The Mouse That Roared – How a Tiny, 10-Person Company Became a Major Industry Force With Magazine Articles

At  my Dilbert Cube Job, while I was sales manager, I started writing  magazine articles on the side. I was placing them with industry trade  journals. It all started when Mike, my boss, did it and it was such a  pain in the butt he said “Never again!”

After that, I wrote all the articles.

This did two things:

  1. It put our company on the map.
  2. It put me on the map, and eventually made it much easier for me to get into the consulting business I’m in right now.

Major Publicity for $500 Per Article

Back  then I wasn’t in the groove of writing, and it would usually take an  hour or two just to bang out the first couple of paragraphs. Hard work.  But all told, the $500 per article was pretty respectable money and I  started to supplement my sales commission with that. It became a slack  adjuster in my personal finances. $500 per article became $500 every  month or two. For a guy making 75 grand a year, that’s an extra 5K or  so. Not bad.

The company grew, and  we hired three new sales guys. I went from being National Sales Manager  and chief cook and bottle washer to being Inside Sales Manager (taking  all the incoming phone calls and supporting the regional sales guys)  and being Marketing Manager.

The  Marketing Manger part of my job was to ramp up the stuff I’d already  been doing – direct mail, DeviceNet Boot Camp, generating leads on our website, and – especially – writing tons of magazine  articles and sending out press releases.

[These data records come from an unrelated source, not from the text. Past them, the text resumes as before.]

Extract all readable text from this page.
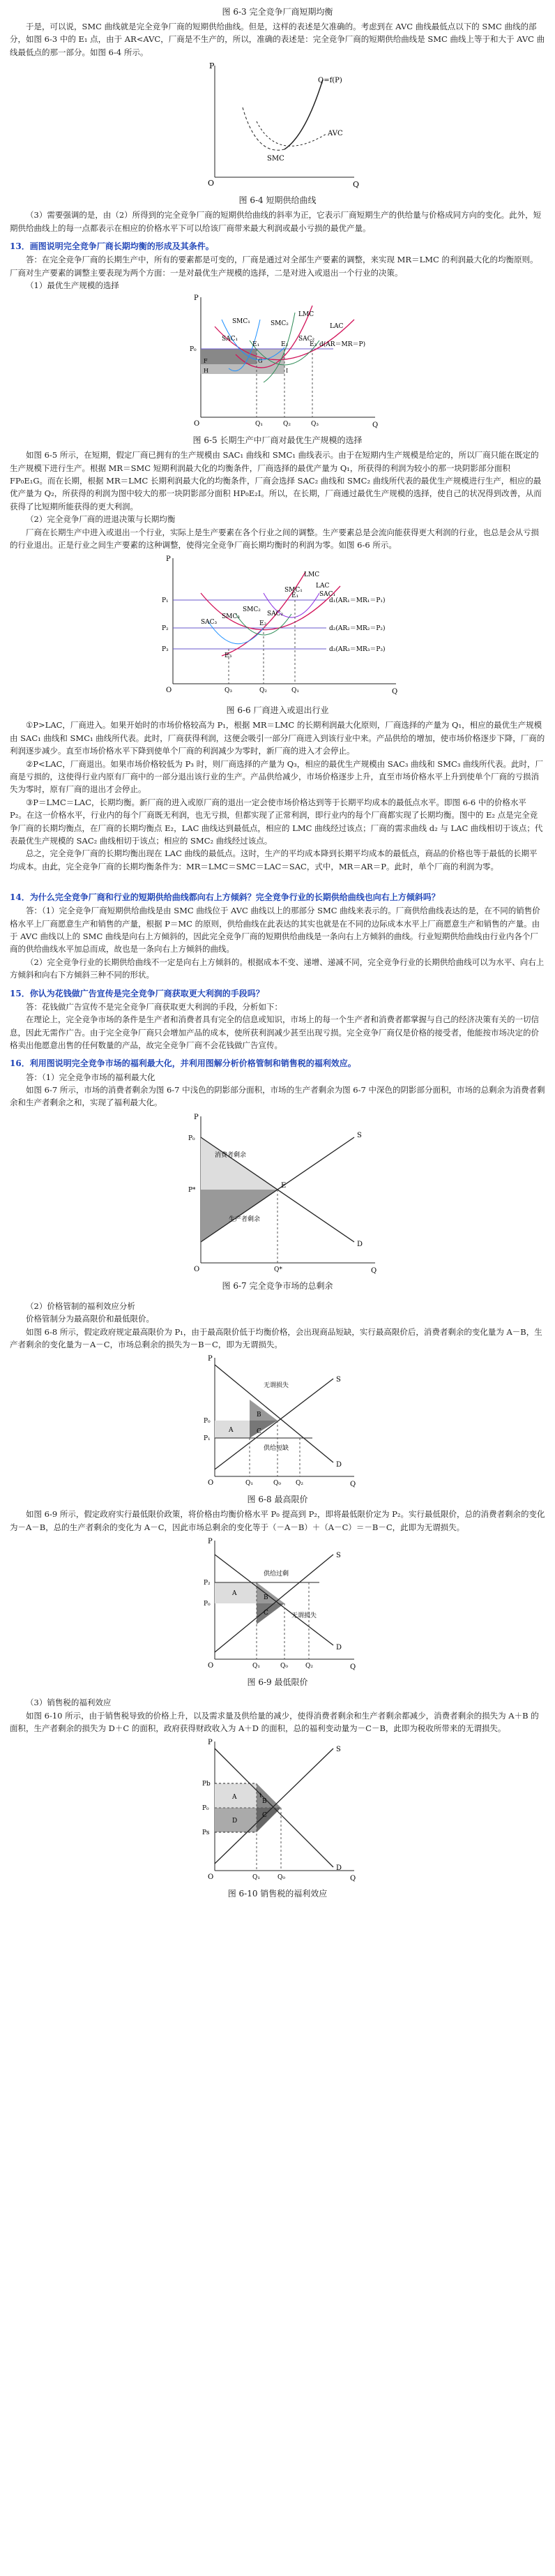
图 6-3 完全竞争厂商短期均衡

于是，可以说，SMC 曲线就是完全竞争厂商的短期供给曲线。但是，这样的表述是欠准确的。考虑到在 AVC 曲线最低点以下的 SMC 曲线的部分，如图 6-3 中的 E₁ 点，由于 AR<AVC，厂商是不生产的，所以，准确的表述是：完全竞争厂商的短期供给曲线是 SMC 曲线上等于和大于 AVC 曲线最低点的那一部分。如图 6-4 所示。

P
Q
O
Q=f(P)
AVC
SMC
图 6-4 短期供给曲线

（3）需要强调的是，由（2）所得到的完全竞争厂商的短期供给曲线的斜率为正，它表示厂商短期生产的供给量与价格成同方向的变化。此外，短期供给曲线上的每一点都表示在相应的价格水平下可以给该厂商带来最大利润或最小亏损的最优产量。

13．画图说明完全竞争厂商长期均衡的形成及其条件。

答：在完全竞争厂商的长期生产中，所有的要素都是可变的，厂商是通过对全部生产要素的调整，来实现 MR＝LMC 的利润最大化的均衡原则。厂商对生产要素的调整主要表现为两个方面：一是对最优生产规模的选择，二是对进入或退出一个行业的决策。

（1）最优生产规模的选择

P
Q
O	Q₁	Q₂	Q₃
P₀
SMC₁
SAC₁
LMC
LAC
SMC₂
SAC₂
d(AR＝MR＝P)
E₁	E₂	E₃
F	G
H	I
图 6-5 长期生产中厂商对最优生产规模的选择

如图 6-5 所示，在短期，假定厂商已拥有的生产规模由 SAC₁ 曲线和 SMC₁ 曲线表示。由于在短期内生产规模是给定的，所以厂商只能在既定的生产规模下进行生产。根据 MR＝SMC 短期利润最大化的均衡条件，厂商选择的最优产量为 Q₁，所获得的利润为较小的那一块阴影部分面积 FP₀E₁G。而在长期，根据 MR＝LMC 长期利润最大化的均衡条件，厂商会选择 SAC₂ 曲线和 SMC₂ 曲线所代表的最优生产规模进行生产，相应的最优产量为 Q₂，所获得的利润为图中较大的那一块阴影部分面积 HP₀E₂I。所以，在长期，厂商通过最优生产规模的选择，使自己的状况得到改善，从而获得了比短期所能获得的更大利润。

（2）完全竞争厂商的进退决策与长期均衡

厂商在长期生产中进入或退出一个行业，实际上是生产要素在各个行业之间的调整。生产要素总是会流向能获得更大利润的行业，也总是会从亏损的行业退出。正是行业之间生产要素的这种调整，使得完全竞争厂商长期均衡时的利润为零。如图 6-6 所示。

P
Q
O
P₁
P₂
P₃
Q₃	Q₂	Q₁
E₁
E₂
E₃
LMC
LAC
SMC₁
SAC₁
SMC₂
SAC₂
SMC₃
SAC₃
d₁(AR₁＝MR₁＝P₁)
d₂(AR₂＝MR₂＝P₂)
d₃(AR₃＝MR₃＝P₃)
图 6-6 厂商进入或退出行业

①P>LAC，厂商进入。如果开始时的市场价格较高为 P₁，根据 MR＝LMC 的长期利润最大化原则，厂商选择的产量为 Q₁，相应的最优生产规模由 SAC₁ 曲线和 SMC₁ 曲线所代表。此时，厂商获得利润，这便会吸引一部分厂商进入到该行业中来。产品供给的增加，使市场价格逐步下降，厂商的利润逐步减少。直至市场价格水平下降到使单个厂商的利润减少为零时，新厂商的进入才会停止。

②P<LAC，厂商退出。如果市场价格较低为 P₃ 时，则厂商选择的产量为 Q₃，相应的最优生产规模由 SAC₃ 曲线和 SMC₃ 曲线所代表。此时，厂商是亏损的，这使得行业内原有厂商中的一部分退出该行业的生产。产品供给减少，市场价格逐步上升，直至市场价格水平上升到使单个厂商的亏损消失为零时，原有厂商的退出才会停止。

③P＝LMC＝LAC，长期均衡。新厂商的进入或原厂商的退出一定会使市场价格达到等于长期平均成本的最低点水平。即图 6-6 中的价格水平 P₂。在这一价格水平，行业内的每个厂商既无利润，也无亏损，但都实现了正常利润，即行业内的每个厂商都实现了长期均衡。图中的 E₂ 点是完全竞争厂商的长期均衡点，在厂商的长期均衡点 E₂，LAC 曲线达到最低点，相应的 LMC 曲线经过该点；厂商的需求曲线 d₂ 与 LAC 曲线相切于该点；代表最优生产规模的 SAC₂ 曲线相切于该点；相应的 SMC₂ 曲线经过该点。

总之，完全竞争厂商的长期均衡出现在 LAC 曲线的最低点。这时，生产的平均成本降到长期平均成本的最低点，商品的价格也等于最低的长期平均成本。由此，完全竞争厂商的长期均衡条件为：MR＝LMC＝SMC＝LAC＝SAC，式中，MR＝AR＝P。此时，单个厂商的利润为零。

14．为什么完全竞争厂商和行业的短期供给曲线都向右上方倾斜？完全竞争行业的长期供给曲线也向右上方倾斜吗？

答：（1）完全竞争厂商短期供给曲线是由 SMC 曲线位于 AVC 曲线以上的那部分 SMC 曲线来表示的。厂商供给曲线表达的是，在不同的销售价格水平上厂商愿意生产和销售的产量，根据 P＝MC 的原则，供给曲线在此表达的其实也就是在不同的边际成本水平上厂商愿意生产和销售的产量。由于 AVC 曲线以上的 SMC 曲线是向右上方倾斜的，因此完全竞争厂商的短期供给曲线是一条向右上方倾斜的曲线。行业短期供给曲线由行业内各个厂商的供给曲线水平加总而成，故也是一条向右上方倾斜的曲线。

（2）完全竞争行业的长期供给曲线不一定是向右上方倾斜的。根据成本不变、递增、递减不同，完全竞争行业的长期供给曲线可以为水平、向右上方倾斜和向右下方倾斜三种不同的形状。

15．你认为花钱做广告宣传是完全竞争厂商获取更大利润的手段吗？

答：花钱做广告宣传不是完全竞争厂商获取更大利润的手段，分析如下：

在理论上，完全竞争市场的条件是生产者和消费者具有完全的信息或知识，市场上的每一个生产者和消费者都掌握与自己的经济决策有关的一切信息，因此无需作广告。由于完全竞争厂商只会增加产品的成本，使所获利润减少甚至出现亏损。完全竞争厂商仅是价格的接受者，他能按市场决定的价格卖出他愿意出售的任何数量的产品，故完全竞争厂商不会花钱做广告宣传。

16．利用图说明完全竞争市场的福利最大化，并利用图解分析价格管制和销售税的福利效应。

答：（1）完全竞争市场的福利最大化

如图 6-7 所示，市场的消费者剩余为图 6-7 中浅色的阴影部分面积，市场的生产者剩余为图 6-7 中深色的阴影部分面积，市场的总剩余为消费者剩余和生产者剩余之和，实现了福利最大化。

P
Q
O
S
D
E
P₀
P*
Q*
消费者剩余
生产者剩余
图 6-7 完全竞争市场的总剩余

（2）价格管制的福利效应分析

价格管制分为最高限价和最低限价。

如图 6-8 所示，假定政府规定最高限价为 P₁，由于最高限价低于均衡价格，会出现商品短缺，实行最高限价后，消费者剩余的变化量为 A－B，生产者剩余的变化量为－A－C，市场总剩余的损失为－B－C，即为无谓损失。

P
Q
O
S
D
A
B
C
P₀
P₁
Q₁	Q₀ Q₂
无谓损失
供给短缺
图 6-8 最高限价

如图 6-9 所示，假定政府实行最低限价政策，将价格由均衡价格水平 P₀ 提高到 P₂，即将最低限价定为 P₂。实行最低限价，总的消费者剩余的变化为－A－B，总的生产者剩余的变化为 A－C，因此市场总剩余的变化等于（－A－B）＋（A－C）＝－B－C，此即为无谓损失。

P
Q
O
S
D
A
B
C
P₂
P₀
Q₁	Q₀	Q₂
供给过剩
无谓损失
图 6-9 最低限价

（3）销售税的福利效应

如图 6-10 所示，由于销售税导致的价格上升，以及需求量及供给量的减少，使得消费者剩余和生产者剩余都减少，消费者剩余的损失为 A＋B 的面积，生产者剩余的损失为 D＋C 的面积，政府获得财政收入为 A＋D 的面积，总的福利变动量为－C－B，此即为税收所带来的无谓损失。

P
Q
O
S
D
A
D
B
C
Pb
P₀
Ps
t
Q₁	Q₀
图 6-10 销售税的福利效应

Getting as much free publicity  for our tiny company as humanly possible.

So How Do You Write Dozens Of Magazine Articles if They’re All About The Same Thing?”

It doesn’t take genius to recognize that industrial networking is a pretty narrow, and possibly dull, topic. How do you write dozens and dozens of magazine articles about that?

Like this:

Peas porridge hot,

Peas porridge cold,

Peas porridge in the pot

Nine days old.

Some like it hot,

Some like it cold,

Some like it in the pot

Nine days old.

If  all you’ve got is Peas Porridge, then you serve it up in every  imaginable way possible. You serve it with bread. You serve it with  pudding. You serve it with spinach salad and raspberry vinaigrette  salad dressing. You serve it in great big giant bowls. You serve it in  little teacups. You serve it with pasta. You serve an Atkins Diet  version with buttered steak and bacon with cashews on top.

So  I go to this trade show, National Manufacturing Week. My mission is to  book articles with every editor of every trade magazine that I possibly can. A trade show is a great place to do that. You show them some  you’ve written for other editors, you ask them about your editorial  calendar, and you come up with a hook that resonates with their  particular audience.

Between walking  the show and holding a small press conference, I booked something like  20 or 30 magazine articles with over a dozen different editors. It  averaged out to two or three a month. For the remainder of the year,  you could not pick up an industrial trade magazine and not find us  somewhere.

Our tiny company was  starting to be the mouse that roared. We were all over the place. In a  few instances, we got on the front cover.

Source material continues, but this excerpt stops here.